L'autre front qui sera abordé est le transfert de 20 millions pour les compléments régionaux au personnel enseignant de recherche et de 5,9 millions pour l'évaluation des performances de la carrière horizontale du personnel technique, de gestion, d'administration et de services, qui a été signé. le 26 juin dans le cadre de la Table Générale de Négociation des Universités Andalousesas, dans lequel il y a aussi les syndicats. Le ministère a fait valoir que les prévisions initiales pour le PDI (Personnel Enseignant-Rechercheur) sont inférieures et que les montants attribués doivent être réajustés, bien que les universités n'aient pas été informées des chiffres envisagés par le Conseil. Les sources du ministère indiquent à ce journal que lors de la réunion qui aura lieu avec les vice-chanceliers et les représentants des organisations syndicales, des données détaillées seront fournies et que « la prévision initiale était de 11.093 nouvelles sections de suppléments régionaux, avec un coût de 20 millions, mais les sections accordées sont nettement inférieures, réduisant ce coût de près de cinq millions.

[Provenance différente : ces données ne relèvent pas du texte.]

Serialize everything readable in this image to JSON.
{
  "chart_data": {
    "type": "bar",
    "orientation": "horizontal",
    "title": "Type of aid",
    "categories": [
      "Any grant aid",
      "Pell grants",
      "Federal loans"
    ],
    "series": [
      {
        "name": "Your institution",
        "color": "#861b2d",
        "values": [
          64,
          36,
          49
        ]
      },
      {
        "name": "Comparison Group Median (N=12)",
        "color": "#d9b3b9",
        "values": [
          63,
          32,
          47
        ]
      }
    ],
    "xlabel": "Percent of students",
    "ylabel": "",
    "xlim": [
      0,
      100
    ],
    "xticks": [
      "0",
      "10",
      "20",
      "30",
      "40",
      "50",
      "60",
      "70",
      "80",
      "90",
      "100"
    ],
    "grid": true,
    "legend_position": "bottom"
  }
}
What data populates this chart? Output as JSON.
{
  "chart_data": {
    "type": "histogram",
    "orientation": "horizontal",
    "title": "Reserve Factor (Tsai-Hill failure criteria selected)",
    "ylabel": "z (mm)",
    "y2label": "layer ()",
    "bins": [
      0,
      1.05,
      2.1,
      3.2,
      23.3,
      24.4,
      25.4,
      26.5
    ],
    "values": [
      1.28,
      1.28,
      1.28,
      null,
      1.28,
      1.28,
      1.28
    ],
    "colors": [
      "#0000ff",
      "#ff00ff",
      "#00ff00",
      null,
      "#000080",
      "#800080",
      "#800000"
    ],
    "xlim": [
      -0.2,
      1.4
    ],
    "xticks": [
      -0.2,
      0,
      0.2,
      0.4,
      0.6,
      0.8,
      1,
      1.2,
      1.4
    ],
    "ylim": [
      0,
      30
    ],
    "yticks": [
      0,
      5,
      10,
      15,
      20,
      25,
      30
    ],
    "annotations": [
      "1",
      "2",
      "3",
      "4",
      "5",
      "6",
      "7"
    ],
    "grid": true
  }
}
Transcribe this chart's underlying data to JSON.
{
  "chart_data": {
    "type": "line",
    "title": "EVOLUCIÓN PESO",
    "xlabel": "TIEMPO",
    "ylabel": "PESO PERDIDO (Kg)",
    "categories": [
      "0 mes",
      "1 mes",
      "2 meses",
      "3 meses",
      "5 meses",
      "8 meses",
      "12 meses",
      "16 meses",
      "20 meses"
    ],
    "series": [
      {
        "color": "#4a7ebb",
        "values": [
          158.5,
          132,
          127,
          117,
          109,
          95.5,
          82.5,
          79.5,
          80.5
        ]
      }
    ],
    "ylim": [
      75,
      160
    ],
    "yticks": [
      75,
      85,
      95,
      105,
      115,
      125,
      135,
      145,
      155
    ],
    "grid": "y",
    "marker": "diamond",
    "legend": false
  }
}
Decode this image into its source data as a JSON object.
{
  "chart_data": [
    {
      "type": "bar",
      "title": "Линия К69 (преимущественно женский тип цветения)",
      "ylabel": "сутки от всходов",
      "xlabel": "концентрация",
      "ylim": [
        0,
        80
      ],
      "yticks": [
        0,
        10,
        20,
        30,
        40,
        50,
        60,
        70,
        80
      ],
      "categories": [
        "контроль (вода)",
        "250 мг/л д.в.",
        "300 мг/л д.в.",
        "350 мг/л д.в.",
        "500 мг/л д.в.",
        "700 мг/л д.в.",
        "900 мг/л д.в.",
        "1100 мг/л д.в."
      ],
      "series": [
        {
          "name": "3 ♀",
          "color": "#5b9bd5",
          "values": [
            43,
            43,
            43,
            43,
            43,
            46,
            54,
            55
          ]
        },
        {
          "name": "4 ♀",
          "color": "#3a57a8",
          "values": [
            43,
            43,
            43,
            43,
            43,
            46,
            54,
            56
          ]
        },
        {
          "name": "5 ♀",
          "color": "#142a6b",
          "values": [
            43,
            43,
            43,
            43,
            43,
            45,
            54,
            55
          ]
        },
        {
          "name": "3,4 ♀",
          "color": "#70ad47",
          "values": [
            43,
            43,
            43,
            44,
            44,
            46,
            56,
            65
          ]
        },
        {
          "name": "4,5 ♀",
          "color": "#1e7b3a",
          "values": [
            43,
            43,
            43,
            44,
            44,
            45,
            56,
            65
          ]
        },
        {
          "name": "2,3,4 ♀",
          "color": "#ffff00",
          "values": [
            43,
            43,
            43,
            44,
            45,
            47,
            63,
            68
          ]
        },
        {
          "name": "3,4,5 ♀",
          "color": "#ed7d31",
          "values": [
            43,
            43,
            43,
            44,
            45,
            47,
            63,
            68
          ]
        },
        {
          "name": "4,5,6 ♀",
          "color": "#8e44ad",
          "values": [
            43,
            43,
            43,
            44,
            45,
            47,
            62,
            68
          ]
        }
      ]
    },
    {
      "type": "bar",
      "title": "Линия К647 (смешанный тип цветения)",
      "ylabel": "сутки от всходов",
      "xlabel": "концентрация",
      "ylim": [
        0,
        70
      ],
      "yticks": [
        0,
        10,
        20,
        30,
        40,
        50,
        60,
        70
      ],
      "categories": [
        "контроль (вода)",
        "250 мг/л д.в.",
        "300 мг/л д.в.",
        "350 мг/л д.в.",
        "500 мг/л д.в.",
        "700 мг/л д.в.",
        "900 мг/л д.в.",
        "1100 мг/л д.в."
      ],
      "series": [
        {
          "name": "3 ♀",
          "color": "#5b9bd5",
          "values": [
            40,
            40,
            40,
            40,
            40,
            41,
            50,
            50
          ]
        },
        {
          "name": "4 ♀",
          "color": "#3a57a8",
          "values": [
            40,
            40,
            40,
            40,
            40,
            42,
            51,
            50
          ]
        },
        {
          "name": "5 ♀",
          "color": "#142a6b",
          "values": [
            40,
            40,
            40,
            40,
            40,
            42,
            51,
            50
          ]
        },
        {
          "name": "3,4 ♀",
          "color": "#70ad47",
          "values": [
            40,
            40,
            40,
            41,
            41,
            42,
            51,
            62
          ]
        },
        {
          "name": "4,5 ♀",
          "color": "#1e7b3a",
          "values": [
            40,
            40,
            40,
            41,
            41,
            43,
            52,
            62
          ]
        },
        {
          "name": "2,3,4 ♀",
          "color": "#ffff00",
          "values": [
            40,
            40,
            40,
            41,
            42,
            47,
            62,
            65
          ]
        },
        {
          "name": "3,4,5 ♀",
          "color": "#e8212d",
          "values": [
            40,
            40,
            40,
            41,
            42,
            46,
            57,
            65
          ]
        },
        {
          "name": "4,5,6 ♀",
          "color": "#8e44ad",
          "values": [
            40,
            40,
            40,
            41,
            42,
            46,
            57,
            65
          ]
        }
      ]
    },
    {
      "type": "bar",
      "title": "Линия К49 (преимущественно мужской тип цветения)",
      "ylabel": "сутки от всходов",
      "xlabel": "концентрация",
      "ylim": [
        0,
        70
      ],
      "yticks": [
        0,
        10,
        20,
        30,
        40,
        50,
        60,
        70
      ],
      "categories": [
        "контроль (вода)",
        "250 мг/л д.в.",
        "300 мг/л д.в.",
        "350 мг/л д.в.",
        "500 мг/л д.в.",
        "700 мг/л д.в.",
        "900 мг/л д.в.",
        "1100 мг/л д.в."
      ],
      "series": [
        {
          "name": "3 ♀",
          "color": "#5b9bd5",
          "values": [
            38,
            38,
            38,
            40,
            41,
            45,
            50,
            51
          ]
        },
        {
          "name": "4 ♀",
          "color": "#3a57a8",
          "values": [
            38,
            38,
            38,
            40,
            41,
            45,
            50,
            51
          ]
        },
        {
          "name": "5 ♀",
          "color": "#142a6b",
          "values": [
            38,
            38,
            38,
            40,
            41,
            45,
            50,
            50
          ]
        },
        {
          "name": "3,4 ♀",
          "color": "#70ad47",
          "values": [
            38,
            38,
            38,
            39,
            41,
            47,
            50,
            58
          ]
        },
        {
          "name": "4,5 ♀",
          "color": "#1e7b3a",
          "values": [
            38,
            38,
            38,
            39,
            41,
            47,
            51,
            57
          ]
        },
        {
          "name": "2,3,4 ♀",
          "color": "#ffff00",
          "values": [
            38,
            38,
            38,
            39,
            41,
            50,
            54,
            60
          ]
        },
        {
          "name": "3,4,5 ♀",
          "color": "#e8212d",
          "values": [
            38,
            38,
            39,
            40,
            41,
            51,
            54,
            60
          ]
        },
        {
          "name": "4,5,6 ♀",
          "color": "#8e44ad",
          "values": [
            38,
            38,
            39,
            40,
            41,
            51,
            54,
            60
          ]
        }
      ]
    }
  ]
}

« Le versement de ces compléments est urgent, car les universités n'ont pas de fonds pour un personnel indispensable », soulignent les interlocuteurs de l'AUPA, qui attendent des solutions concrètes. « Nous verrons s’ils contiennent des faits ou nous continuerons avec la rhétorique. Nous n’accepterons aucune coupe dans les caisses des universités publiques », affirment-ils.